* * *
Сегодня я сдала последний кандидатский экзамен. На столе — лист белой бумаги. Белейший среди всего воронежского чернозема лист бумаги. Апрельское солнце, томные крики грачей, мокрые подоконники. Дэвид Бэст. Сопротивление слов. Чистый лист бумаги.
39
Я чувствую себя влюбленной — весь этот ветреный апрель! Мои философские статьи бурлят и пенятся скачущей через три ступеньки радостью, с утра до вечера я пребываю в состоянии некой духовной левитации, видя под собой сверкающий весенним солнцем и черноземной жижей воронежский пейзаж…
Я влюблена не только в Дэвида Бэста.
Я несу в чреве своей души мириады еще не оплодотворенных, жаждущих рождения и жизни, дремлющих начал — я несу их удаляющимся от меня горизонтам, капризным ветрам, инакомыслящим бездомным собакам, старухам с пасхальными куличами, моим отравленным Сталиниссимусом родителям, еще не стриженной траве в газонах…
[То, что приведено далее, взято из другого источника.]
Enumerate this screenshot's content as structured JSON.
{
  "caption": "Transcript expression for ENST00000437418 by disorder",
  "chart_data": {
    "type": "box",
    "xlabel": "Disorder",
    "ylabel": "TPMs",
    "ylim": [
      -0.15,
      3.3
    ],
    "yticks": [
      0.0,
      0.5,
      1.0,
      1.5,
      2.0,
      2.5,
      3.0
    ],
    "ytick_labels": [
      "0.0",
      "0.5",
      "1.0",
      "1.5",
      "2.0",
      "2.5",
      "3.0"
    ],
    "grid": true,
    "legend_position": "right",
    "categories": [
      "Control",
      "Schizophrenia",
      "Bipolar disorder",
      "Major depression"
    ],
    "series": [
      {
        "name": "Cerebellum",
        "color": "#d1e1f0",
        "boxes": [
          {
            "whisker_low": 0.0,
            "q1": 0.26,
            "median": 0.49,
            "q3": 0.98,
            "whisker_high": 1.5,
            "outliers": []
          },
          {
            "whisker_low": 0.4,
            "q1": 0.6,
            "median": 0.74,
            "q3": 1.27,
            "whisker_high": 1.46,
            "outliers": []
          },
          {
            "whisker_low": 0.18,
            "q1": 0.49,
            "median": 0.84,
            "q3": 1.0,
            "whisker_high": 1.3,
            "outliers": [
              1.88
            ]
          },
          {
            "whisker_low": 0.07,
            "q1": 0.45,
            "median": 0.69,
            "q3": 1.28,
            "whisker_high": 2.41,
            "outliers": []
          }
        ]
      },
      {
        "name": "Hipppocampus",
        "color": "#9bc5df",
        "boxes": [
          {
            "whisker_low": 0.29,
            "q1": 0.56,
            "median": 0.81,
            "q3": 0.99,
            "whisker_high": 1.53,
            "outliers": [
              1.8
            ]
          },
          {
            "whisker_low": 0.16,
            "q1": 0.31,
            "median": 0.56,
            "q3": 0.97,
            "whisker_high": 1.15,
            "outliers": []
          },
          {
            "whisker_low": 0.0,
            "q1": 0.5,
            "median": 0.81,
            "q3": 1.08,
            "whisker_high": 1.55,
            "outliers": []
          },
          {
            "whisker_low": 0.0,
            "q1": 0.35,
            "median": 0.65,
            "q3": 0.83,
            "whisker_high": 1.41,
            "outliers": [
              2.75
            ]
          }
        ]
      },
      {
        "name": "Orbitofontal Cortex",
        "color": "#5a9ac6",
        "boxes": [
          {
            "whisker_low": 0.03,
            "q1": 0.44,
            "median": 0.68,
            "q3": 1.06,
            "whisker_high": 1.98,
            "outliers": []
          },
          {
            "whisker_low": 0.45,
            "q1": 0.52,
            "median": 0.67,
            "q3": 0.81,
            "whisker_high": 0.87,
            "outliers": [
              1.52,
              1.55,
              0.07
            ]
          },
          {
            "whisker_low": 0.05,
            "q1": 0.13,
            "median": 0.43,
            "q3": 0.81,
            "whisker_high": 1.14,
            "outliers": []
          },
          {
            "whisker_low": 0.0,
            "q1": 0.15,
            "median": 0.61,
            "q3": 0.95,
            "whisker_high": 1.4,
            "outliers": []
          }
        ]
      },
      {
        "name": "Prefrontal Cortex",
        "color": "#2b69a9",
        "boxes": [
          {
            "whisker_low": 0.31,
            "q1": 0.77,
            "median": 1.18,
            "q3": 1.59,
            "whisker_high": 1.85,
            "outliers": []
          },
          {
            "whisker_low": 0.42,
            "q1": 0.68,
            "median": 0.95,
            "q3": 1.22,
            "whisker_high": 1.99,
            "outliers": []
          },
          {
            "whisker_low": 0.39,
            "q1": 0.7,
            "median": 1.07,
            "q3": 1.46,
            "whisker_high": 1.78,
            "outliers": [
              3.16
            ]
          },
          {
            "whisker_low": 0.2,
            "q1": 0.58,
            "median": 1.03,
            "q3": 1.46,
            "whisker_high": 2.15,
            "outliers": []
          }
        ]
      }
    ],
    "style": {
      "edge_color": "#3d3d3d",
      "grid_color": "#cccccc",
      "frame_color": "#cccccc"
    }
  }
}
Я возвращаюсь домой. Десять часов вечера. Полутемная, безлюдная улица; на третьем этаже дома, в кухне, горит свет, я вижу, как моя мать подходит к окну, задергивает занавеску… По противоположной стороне улицы идет человек — быстрым, целенаправленным шагом. Перебегает дорогу. Я слышу за спиной его шаги, все ближе и ближе. Бежать?! Я чувствую себя преследуемой дичью. Бежать или остановиться, посмотреть ему в глаза? Леденящий страх… Я продолжаю идти невозмутимо-ровным шагом, не оглядываясь. Мой собственный страх кажется мне позорным, недостойным меня. И тут он бросается на меня — я чувствую это на расстоянии — прыжком профессионального убийцы, сдавливает мне локтем горло, сбивает с ног, прижимает к асфальту. Низкорослый, почти карлик, он оказывается на редкость сильным: мое сопротивление бесполезно. Он бьет меня головой об асфальт, еще и еще, дымчато-серая оправа трещит, стекло крошится… я понимаю, что это мои последние мгновенья… жизнь, так нелепо и гадко оборвавшаяся под окнами родного дома… но все-таки меня удивляет, что он не лезет в мою сумку, не пытается изнасиловать меня… он просто бьет меня головой об асфальт! Я хочу кричать, но мое горло парализовано, и вместо крика получается страшный, животный, потусторонний хрип… Мои глаза уже закрыты, я жду смерти… но тут какая-то яркая вспышка ослепляет меня, вокруг меня загорается голубоватая аура… Внезапно он отпускает меня, отскакивает в сторону, исчезает в темноте… Я лежу на асфальте; щека, исцарапанная осколками стекла, в крови, рукав плаща разорван, и у меня нет сил подняться. Вдруг он снова набросится на меня? Голубоватая аура… легкое, серебристое облако, растаявшее в темноте… Осторожно ощупываю оправу очков — она разваливается у меня в руке. Приподнимаюсь, встаю, иду, шатаясь, к подъезду. Почему он не убил меня? Или он решил, что все-таки убил? И разве на меня напал сзади, по-воровски, человек — пусть даже преступник, спутавший меня с кем-то? Нет, это не человек, это мир напал на меня! Ужасающе реальный и конкретный мир! Это мир хотел сделать из меня дрожащее от страха, жалкое, визжащее животное, способное лишь безропотно, без сопротивления, принять позорную смерть!